The first step is to use interpolation to break the data up into one hour intervals.

df = df.resample('1H').interpolate() 

UNIT_AND_SCP	R050 00-00-00	R050 00-00-01	R050 00-00-02	R050 00-00-03	…
DATE_AND_TIME
2017-02-18 03:00:00	6240218.00	8456367.00	2810319.0	52911.00	…
2017-02-18 04:00:00	6240222.75	8456367.75	2810319.5	52911.25	…
2017-02-18 05:00:00	6240227.50	8456368.50	2810320.0	52911.50	…
2017-02-18 06:00:00	6240232.25	8456369.25	2810320.5	52911.75	…
2017-02-18 07:00:00	6240237.00	8456370.00	2810321.0	52912.00	…

Now that each of the hours has a representative data point, we will collapse the hours into four hour time bins and take the first possible data point on that interval for the representative data point.

df = df.resample('4H').first() 

UNIT_AND_SCP	R050 00-00-00	R050 00-00-01	R050 00-00-02	R050 00-00-03	…
DATE_AND_TIME
2017-02-18 00:00:00	6240218.00	8456367.00	2810319.00	52911.00	…
2017-02-18 04:00:00	6240222.75	8456367.75	2810319.50	52911.25	…
2017-02-18 08:00:00	6240246.00	8456377.00	2810322.75	52913.25	…
2017-02-18 12:00:00	6240307.00	8456419.50	2810338.75	52920.00	…
2017-02-18 16:00:00	6240469.25	8456526.50	2810388.50	52935.25	…
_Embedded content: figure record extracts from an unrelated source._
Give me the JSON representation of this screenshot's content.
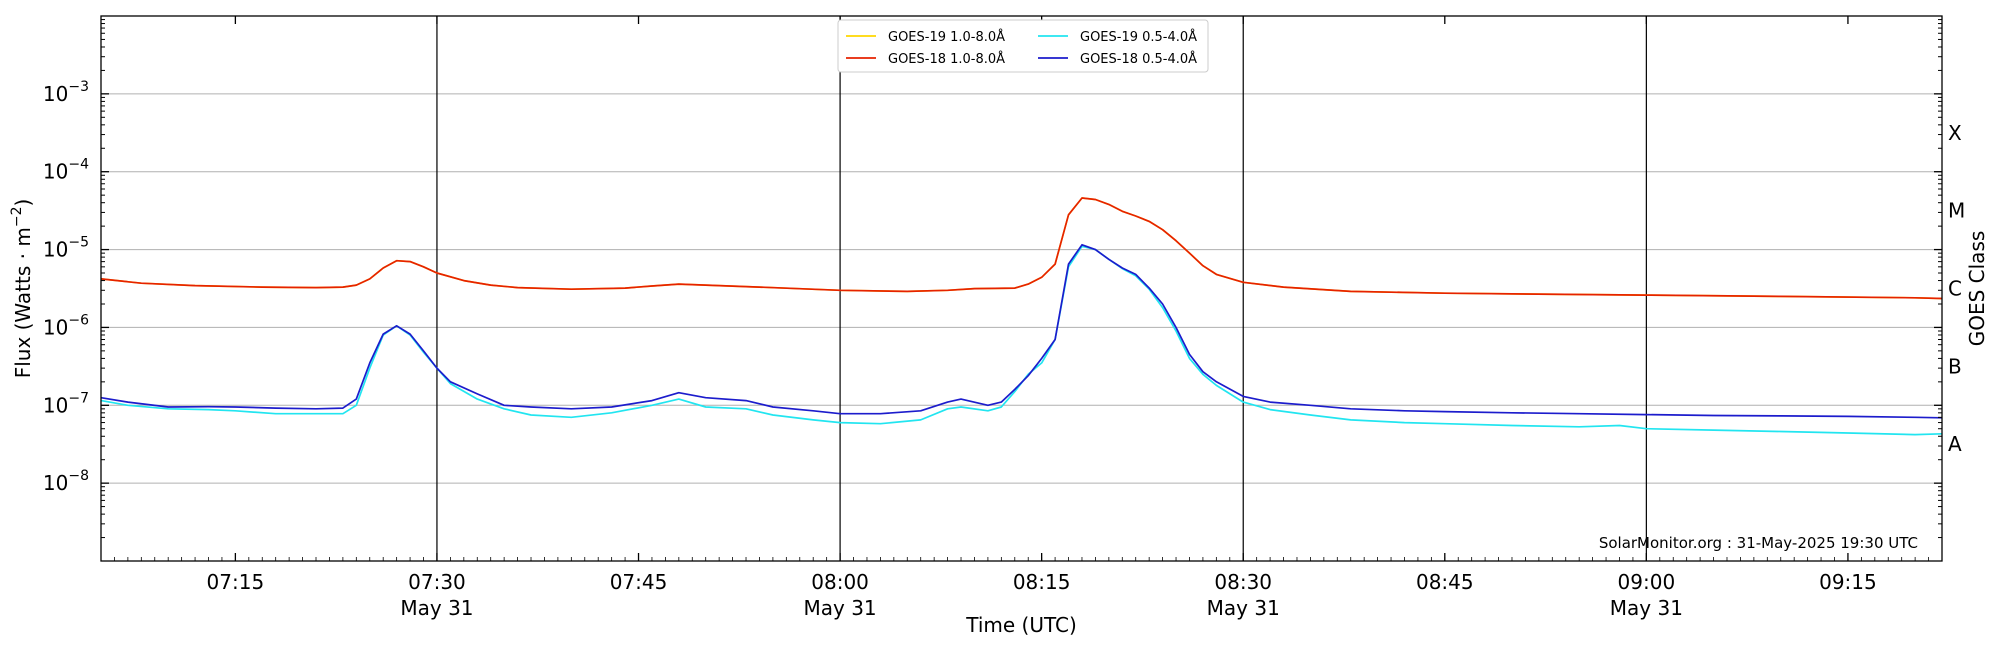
{
  "chart_data": {
    "type": "line",
    "x_axis": {
      "label": "Time (UTC)",
      "start": "07:05",
      "end": "09:22",
      "major_ticks": [
        {
          "time": "07:15",
          "label": "07:15",
          "sublabel": ""
        },
        {
          "time": "07:30",
          "label": "07:30",
          "sublabel": "May 31"
        },
        {
          "time": "07:45",
          "label": "07:45",
          "sublabel": ""
        },
        {
          "time": "08:00",
          "label": "08:00",
          "sublabel": "May 31"
        },
        {
          "time": "08:15",
          "label": "08:15",
          "sublabel": ""
        },
        {
          "time": "08:30",
          "label": "08:30",
          "sublabel": "May 31"
        },
        {
          "time": "08:45",
          "label": "08:45",
          "sublabel": ""
        },
        {
          "time": "09:00",
          "label": "09:00",
          "sublabel": "May 31"
        },
        {
          "time": "09:15",
          "label": "09:15",
          "sublabel": ""
        }
      ],
      "vertical_lines": [
        "07:30",
        "08:00",
        "08:30",
        "09:00"
      ]
    },
    "y_axis": {
      "label": "Flux (Watts · m",
      "label_sup": "−2",
      "label_end": ")",
      "scale": "log",
      "range": [
        1e-09,
        0.01
      ],
      "ticks": [
        {
          "value": 1e-08,
          "base": "10",
          "exp": "−8"
        },
        {
          "value": 1e-07,
          "base": "10",
          "exp": "−7"
        },
        {
          "value": 1e-06,
          "base": "10",
          "exp": "−6"
        },
        {
          "value": 1e-05,
          "base": "10",
          "exp": "−5"
        },
        {
          "value": 0.0001,
          "base": "10",
          "exp": "−4"
        },
        {
          "value": 0.001,
          "base": "10",
          "exp": "−3"
        }
      ],
      "grid": true
    },
    "right_axis": {
      "label": "GOES Class",
      "classes": [
        {
          "label": "A",
          "value": 3.16e-08
        },
        {
          "label": "B",
          "value": 3.16e-07
        },
        {
          "label": "C",
          "value": 3.16e-06
        },
        {
          "label": "M",
          "value": 3.16e-05
        },
        {
          "label": "X",
          "value": 0.000316
        }
      ]
    },
    "legend": {
      "placement": "top-center",
      "columns": 2
    },
    "series": [
      {
        "name": "GOES-19 1.0-8.0Å",
        "color": "#ffd700",
        "points": [
          [
            "07:05",
            4.2e-06
          ],
          [
            "07:08",
            3.7e-06
          ],
          [
            "07:12",
            3.45e-06
          ],
          [
            "07:17",
            3.3e-06
          ],
          [
            "07:21",
            3.25e-06
          ],
          [
            "07:23",
            3.3e-06
          ],
          [
            "07:24",
            3.5e-06
          ],
          [
            "07:25",
            4.2e-06
          ],
          [
            "07:26",
            5.8e-06
          ],
          [
            "07:27",
            7.2e-06
          ],
          [
            "07:28",
            7e-06
          ],
          [
            "07:29",
            6e-06
          ],
          [
            "07:30",
            5e-06
          ],
          [
            "07:32",
            4e-06
          ],
          [
            "07:34",
            3.5e-06
          ],
          [
            "07:36",
            3.25e-06
          ],
          [
            "07:40",
            3.1e-06
          ],
          [
            "07:44",
            3.2e-06
          ],
          [
            "07:46",
            3.4e-06
          ],
          [
            "07:48",
            3.6e-06
          ],
          [
            "07:50",
            3.5e-06
          ],
          [
            "07:54",
            3.3e-06
          ],
          [
            "08:00",
            3e-06
          ],
          [
            "08:05",
            2.9e-06
          ],
          [
            "08:08",
            3e-06
          ],
          [
            "08:10",
            3.15e-06
          ],
          [
            "08:13",
            3.2e-06
          ],
          [
            "08:14",
            3.6e-06
          ],
          [
            "08:15",
            4.4e-06
          ],
          [
            "08:16",
            6.5e-06
          ],
          [
            "08:17",
            2.8e-05
          ],
          [
            "08:18",
            4.6e-05
          ],
          [
            "08:19",
            4.4e-05
          ],
          [
            "08:20",
            3.8e-05
          ],
          [
            "08:21",
            3.1e-05
          ],
          [
            "08:22",
            2.7e-05
          ],
          [
            "08:23",
            2.3e-05
          ],
          [
            "08:24",
            1.8e-05
          ],
          [
            "08:25",
            1.3e-05
          ],
          [
            "08:26",
            9e-06
          ],
          [
            "08:27",
            6.2e-06
          ],
          [
            "08:28",
            4.8e-06
          ],
          [
            "08:30",
            3.8e-06
          ],
          [
            "08:33",
            3.3e-06
          ],
          [
            "08:38",
            2.9e-06
          ],
          [
            "08:45",
            2.75e-06
          ],
          [
            "08:55",
            2.65e-06
          ],
          [
            "09:00",
            2.6e-06
          ],
          [
            "09:10",
            2.5e-06
          ],
          [
            "09:20",
            2.4e-06
          ],
          [
            "09:22",
            2.35e-06
          ]
        ]
      },
      {
        "name": "GOES-18 1.0-8.0Å",
        "color": "#e62200",
        "points": [
          [
            "07:05",
            4.2e-06
          ],
          [
            "07:08",
            3.7e-06
          ],
          [
            "07:12",
            3.45e-06
          ],
          [
            "07:17",
            3.3e-06
          ],
          [
            "07:21",
            3.25e-06
          ],
          [
            "07:23",
            3.3e-06
          ],
          [
            "07:24",
            3.5e-06
          ],
          [
            "07:25",
            4.2e-06
          ],
          [
            "07:26",
            5.8e-06
          ],
          [
            "07:27",
            7.2e-06
          ],
          [
            "07:28",
            7e-06
          ],
          [
            "07:29",
            6e-06
          ],
          [
            "07:30",
            5e-06
          ],
          [
            "07:32",
            4e-06
          ],
          [
            "07:34",
            3.5e-06
          ],
          [
            "07:36",
            3.25e-06
          ],
          [
            "07:40",
            3.1e-06
          ],
          [
            "07:44",
            3.2e-06
          ],
          [
            "07:46",
            3.4e-06
          ],
          [
            "07:48",
            3.6e-06
          ],
          [
            "07:50",
            3.5e-06
          ],
          [
            "07:54",
            3.3e-06
          ],
          [
            "08:00",
            3e-06
          ],
          [
            "08:05",
            2.9e-06
          ],
          [
            "08:08",
            3e-06
          ],
          [
            "08:10",
            3.15e-06
          ],
          [
            "08:13",
            3.2e-06
          ],
          [
            "08:14",
            3.6e-06
          ],
          [
            "08:15",
            4.4e-06
          ],
          [
            "08:16",
            6.5e-06
          ],
          [
            "08:17",
            2.8e-05
          ],
          [
            "08:18",
            4.6e-05
          ],
          [
            "08:19",
            4.4e-05
          ],
          [
            "08:20",
            3.8e-05
          ],
          [
            "08:21",
            3.1e-05
          ],
          [
            "08:22",
            2.7e-05
          ],
          [
            "08:23",
            2.3e-05
          ],
          [
            "08:24",
            1.8e-05
          ],
          [
            "08:25",
            1.3e-05
          ],
          [
            "08:26",
            9e-06
          ],
          [
            "08:27",
            6.2e-06
          ],
          [
            "08:28",
            4.8e-06
          ],
          [
            "08:30",
            3.8e-06
          ],
          [
            "08:33",
            3.3e-06
          ],
          [
            "08:38",
            2.9e-06
          ],
          [
            "08:45",
            2.75e-06
          ],
          [
            "08:55",
            2.65e-06
          ],
          [
            "09:00",
            2.6e-06
          ],
          [
            "09:10",
            2.5e-06
          ],
          [
            "09:20",
            2.4e-06
          ],
          [
            "09:22",
            2.35e-06
          ]
        ]
      },
      {
        "name": "GOES-19 0.5-4.0Å",
        "color": "#22e5f0",
        "points": [
          [
            "07:05",
            1.15e-07
          ],
          [
            "07:07",
            1e-07
          ],
          [
            "07:10",
            9e-08
          ],
          [
            "07:13",
            8.8e-08
          ],
          [
            "07:15",
            8.5e-08
          ],
          [
            "07:18",
            7.8e-08
          ],
          [
            "07:21",
            7.8e-08
          ],
          [
            "07:23",
            7.8e-08
          ],
          [
            "07:24",
            1e-07
          ],
          [
            "07:25",
            3e-07
          ],
          [
            "07:26",
            8e-07
          ],
          [
            "07:27",
            1.05e-06
          ],
          [
            "07:28",
            8e-07
          ],
          [
            "07:29",
            4.8e-07
          ],
          [
            "07:30",
            3e-07
          ],
          [
            "07:31",
            1.9e-07
          ],
          [
            "07:33",
            1.2e-07
          ],
          [
            "07:35",
            9e-08
          ],
          [
            "07:37",
            7.5e-08
          ],
          [
            "07:40",
            7e-08
          ],
          [
            "07:43",
            8e-08
          ],
          [
            "07:46",
            1e-07
          ],
          [
            "07:48",
            1.2e-07
          ],
          [
            "07:50",
            9.5e-08
          ],
          [
            "07:53",
            9e-08
          ],
          [
            "07:55",
            7.5e-08
          ],
          [
            "07:58",
            6.5e-08
          ],
          [
            "08:00",
            6e-08
          ],
          [
            "08:03",
            5.8e-08
          ],
          [
            "08:06",
            6.5e-08
          ],
          [
            "08:08",
            9e-08
          ],
          [
            "08:09",
            9.5e-08
          ],
          [
            "08:11",
            8.5e-08
          ],
          [
            "08:12",
            9.5e-08
          ],
          [
            "08:13",
            1.5e-07
          ],
          [
            "08:14",
            2.5e-07
          ],
          [
            "08:15",
            3.5e-07
          ],
          [
            "08:16",
            7e-07
          ],
          [
            "08:17",
            6e-06
          ],
          [
            "08:18",
            1.1e-05
          ],
          [
            "08:19",
            1e-05
          ],
          [
            "08:20",
            7.5e-06
          ],
          [
            "08:21",
            5.7e-06
          ],
          [
            "08:22",
            4.6e-06
          ],
          [
            "08:23",
            3.1e-06
          ],
          [
            "08:24",
            1.8e-06
          ],
          [
            "08:25",
            9e-07
          ],
          [
            "08:26",
            4e-07
          ],
          [
            "08:27",
            2.5e-07
          ],
          [
            "08:28",
            1.8e-07
          ],
          [
            "08:30",
            1.1e-07
          ],
          [
            "08:32",
            8.8e-08
          ],
          [
            "08:35",
            7.5e-08
          ],
          [
            "08:38",
            6.5e-08
          ],
          [
            "08:42",
            6e-08
          ],
          [
            "08:45",
            5.8e-08
          ],
          [
            "08:50",
            5.5e-08
          ],
          [
            "08:55",
            5.3e-08
          ],
          [
            "08:58",
            5.5e-08
          ],
          [
            "09:00",
            5e-08
          ],
          [
            "09:05",
            4.8e-08
          ],
          [
            "09:10",
            4.6e-08
          ],
          [
            "09:15",
            4.4e-08
          ],
          [
            "09:20",
            4.2e-08
          ],
          [
            "09:22",
            4.3e-08
          ]
        ]
      },
      {
        "name": "GOES-18 0.5-4.0Å",
        "color": "#1c1ccc",
        "points": [
          [
            "07:05",
            1.25e-07
          ],
          [
            "07:07",
            1.1e-07
          ],
          [
            "07:10",
            9.5e-08
          ],
          [
            "07:13",
            9.6e-08
          ],
          [
            "07:15",
            9.5e-08
          ],
          [
            "07:18",
            9.2e-08
          ],
          [
            "07:21",
            9e-08
          ],
          [
            "07:23",
            9.2e-08
          ],
          [
            "07:24",
            1.2e-07
          ],
          [
            "07:25",
            3.5e-07
          ],
          [
            "07:26",
            8.2e-07
          ],
          [
            "07:27",
            1.05e-06
          ],
          [
            "07:28",
            8.2e-07
          ],
          [
            "07:29",
            5e-07
          ],
          [
            "07:30",
            3e-07
          ],
          [
            "07:31",
            2e-07
          ],
          [
            "07:33",
            1.4e-07
          ],
          [
            "07:35",
            1e-07
          ],
          [
            "07:37",
            9.5e-08
          ],
          [
            "07:40",
            9e-08
          ],
          [
            "07:43",
            9.5e-08
          ],
          [
            "07:46",
            1.15e-07
          ],
          [
            "07:48",
            1.45e-07
          ],
          [
            "07:50",
            1.25e-07
          ],
          [
            "07:53",
            1.15e-07
          ],
          [
            "07:55",
            9.5e-08
          ],
          [
            "07:58",
            8.5e-08
          ],
          [
            "08:00",
            7.8e-08
          ],
          [
            "08:03",
            7.8e-08
          ],
          [
            "08:06",
            8.5e-08
          ],
          [
            "08:08",
            1.1e-07
          ],
          [
            "08:09",
            1.2e-07
          ],
          [
            "08:11",
            1e-07
          ],
          [
            "08:12",
            1.1e-07
          ],
          [
            "08:13",
            1.6e-07
          ],
          [
            "08:14",
            2.4e-07
          ],
          [
            "08:15",
            4e-07
          ],
          [
            "08:16",
            7e-07
          ],
          [
            "08:17",
            6.5e-06
          ],
          [
            "08:18",
            1.15e-05
          ],
          [
            "08:19",
            1e-05
          ],
          [
            "08:20",
            7.5e-06
          ],
          [
            "08:21",
            5.8e-06
          ],
          [
            "08:22",
            4.8e-06
          ],
          [
            "08:23",
            3.2e-06
          ],
          [
            "08:24",
            2e-06
          ],
          [
            "08:25",
            1e-06
          ],
          [
            "08:26",
            4.5e-07
          ],
          [
            "08:27",
            2.7e-07
          ],
          [
            "08:28",
            2e-07
          ],
          [
            "08:30",
            1.3e-07
          ],
          [
            "08:32",
            1.1e-07
          ],
          [
            "08:35",
            1e-07
          ],
          [
            "08:38",
            9e-08
          ],
          [
            "08:42",
            8.5e-08
          ],
          [
            "08:45",
            8.3e-08
          ],
          [
            "08:50",
            8e-08
          ],
          [
            "08:55",
            7.8e-08
          ],
          [
            "09:00",
            7.6e-08
          ],
          [
            "09:05",
            7.4e-08
          ],
          [
            "09:10",
            7.3e-08
          ],
          [
            "09:15",
            7.2e-08
          ],
          [
            "09:20",
            7e-08
          ],
          [
            "09:22",
            6.9e-08
          ]
        ]
      }
    ],
    "annotation": "SolarMonitor.org : 31-May-2025 19:30 UTC"
  }
}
The results are the same as the weighted average method used in the weighted average post.

To compare the speed of the two methods, I took entries data for one turnstile column from the 59 ST station. The weighted average method introduced in the previous blog post took an average of 5.29 seconds to run, while the interpolation method introduced above took an average of 115 ms.

Conclusion

To recap, linear interpolation is a form of a weighted average. More specifically, it is the weighted average with the weights that are inversely related to the distance from the desired point.

The big take away from this is to always know how your methods are connected, if there is a connection. By doing a five minute mathematical proof of the two methods, I could have saved myself a lot of time and provided more useful results to the project.